One of my large rip saws is at 10 ppi. It is slower than my other rip saws, but it does leave a cleaner cut.

If you do decide to keep it a cross cut saw, Jonathan makes a good point about being very hand on the bench for cutting smaller pieces on a bench hook.

As Shaun mentioned:


I recently ground down the teeth on an old crosscut and retoothed it as a lower PPI rip. It was my first ever saw filing, and by far the most difficult part of it was my worry that I was going to ruin something. The saw works awesome, and I totally screwed a bunch of stuff up but it didn't really matter.


I find it amazing that even with all the mistakes one can make sharpening a saw they still work well afterwards. I am amazed at how often I have learned this.

I am getting better at sharpening saws. My understanding of saw sharpening is improving.
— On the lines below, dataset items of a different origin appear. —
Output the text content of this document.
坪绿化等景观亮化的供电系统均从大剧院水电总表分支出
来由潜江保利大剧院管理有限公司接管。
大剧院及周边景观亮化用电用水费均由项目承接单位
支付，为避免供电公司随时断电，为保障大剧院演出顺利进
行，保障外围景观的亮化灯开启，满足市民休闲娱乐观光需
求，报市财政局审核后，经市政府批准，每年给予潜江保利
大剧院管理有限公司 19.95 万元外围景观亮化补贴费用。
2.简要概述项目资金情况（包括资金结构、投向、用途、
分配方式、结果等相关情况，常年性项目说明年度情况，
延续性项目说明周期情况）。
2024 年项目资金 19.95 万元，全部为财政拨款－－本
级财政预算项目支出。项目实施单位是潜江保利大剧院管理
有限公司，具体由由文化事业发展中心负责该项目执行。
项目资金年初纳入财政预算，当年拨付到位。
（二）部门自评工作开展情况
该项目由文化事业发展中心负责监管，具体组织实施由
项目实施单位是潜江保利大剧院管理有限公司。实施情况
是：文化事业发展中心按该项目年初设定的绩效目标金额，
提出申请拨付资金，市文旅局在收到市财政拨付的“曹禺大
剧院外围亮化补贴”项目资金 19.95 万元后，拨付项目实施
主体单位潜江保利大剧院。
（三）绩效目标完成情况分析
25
Yet with all my mistakes on my most recent attempt, they can't be counted on one hand, the saw is still an awesome addition to my accumulation of saws.

No one becomes a professional saw sharpener after just one saw.

Though just one saw can be an inspiration to the sharpener to start on a lifelong journey.

jtk

Jessica Pierce-LaRose
03-30-2012, 4:50 PM
It's viability as a tenon saw really just depends on the size of the tenons you're making!

On my recent bench build all the joinery ended up being cut with two saws; a pair of 26" panel saws, one a 7 pt rip and an 11 pt crosscut. But those were big tenons.